PHILADELPHIA (CBS) -- Following up on a CBS3 investigation started in May, a growing number of nurses are being abused inside hospitals locally and around the country. The latest happened in Minnesota.

Surveillance video from a Minneapolis hospital shows a 68-year-old patient attacking nurses with a bar pulled from the side of his hospital bed. Described as being delusional and paranoid, the patient starts in the nurses' station and chases them into a hallway, hitting four of them.

The police chief Paul Schnell says, "Two of them actually fell down in the hallway and they were repeatedly struck by the man with the pole."

Patty Eakin, president of the Pennsylvania Association of staff nurses says, "Nursing's a very difficult job these days. We experience a lot of workplace violence and I believe it's increasing." She says violence against nurses is a growing problem.

For our special report in May, I interviewed several local nurses who had been attacked. This bite from a patient left one nurse with post-traumatic stress. The nurse said, "The hardest part for me was not feeling safe.
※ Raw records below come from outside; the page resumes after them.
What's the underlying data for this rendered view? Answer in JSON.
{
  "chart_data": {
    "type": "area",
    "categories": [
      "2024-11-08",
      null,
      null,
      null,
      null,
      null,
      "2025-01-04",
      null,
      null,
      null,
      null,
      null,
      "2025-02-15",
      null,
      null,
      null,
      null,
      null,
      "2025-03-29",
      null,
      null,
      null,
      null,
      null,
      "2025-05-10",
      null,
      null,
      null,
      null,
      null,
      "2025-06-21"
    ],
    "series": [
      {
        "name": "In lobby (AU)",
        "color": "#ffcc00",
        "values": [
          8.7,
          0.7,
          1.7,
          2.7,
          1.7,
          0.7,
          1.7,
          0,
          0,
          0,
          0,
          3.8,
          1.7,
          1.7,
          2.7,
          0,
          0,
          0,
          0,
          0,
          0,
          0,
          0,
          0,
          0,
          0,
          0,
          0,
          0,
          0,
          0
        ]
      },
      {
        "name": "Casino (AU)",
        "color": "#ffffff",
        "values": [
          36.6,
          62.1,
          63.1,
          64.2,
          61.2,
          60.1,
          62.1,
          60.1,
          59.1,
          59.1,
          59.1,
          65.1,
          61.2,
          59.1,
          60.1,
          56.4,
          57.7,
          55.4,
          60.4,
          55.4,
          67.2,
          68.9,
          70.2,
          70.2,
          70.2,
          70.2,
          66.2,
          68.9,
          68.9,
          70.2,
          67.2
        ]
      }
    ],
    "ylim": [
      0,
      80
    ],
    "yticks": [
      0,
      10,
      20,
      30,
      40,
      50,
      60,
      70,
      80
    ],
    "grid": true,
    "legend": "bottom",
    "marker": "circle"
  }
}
It was hard to comprehend that another person would be capable of just that kind of violence."  Another says, "It happens on a regular basis."

Nurses are pushing for legislation in Pennsylvania that would require hospitals to create tough workplace violence prevention programs.

Patty says, "It's hard for most nurses, some of them feel like they're working in a war zone."

The legislation is still pending in Harrisburg.

In that attack in Minneapolis, two nurses were injured. The patient who attacked them died after being handcuffed. His cause of death hasn't been determined.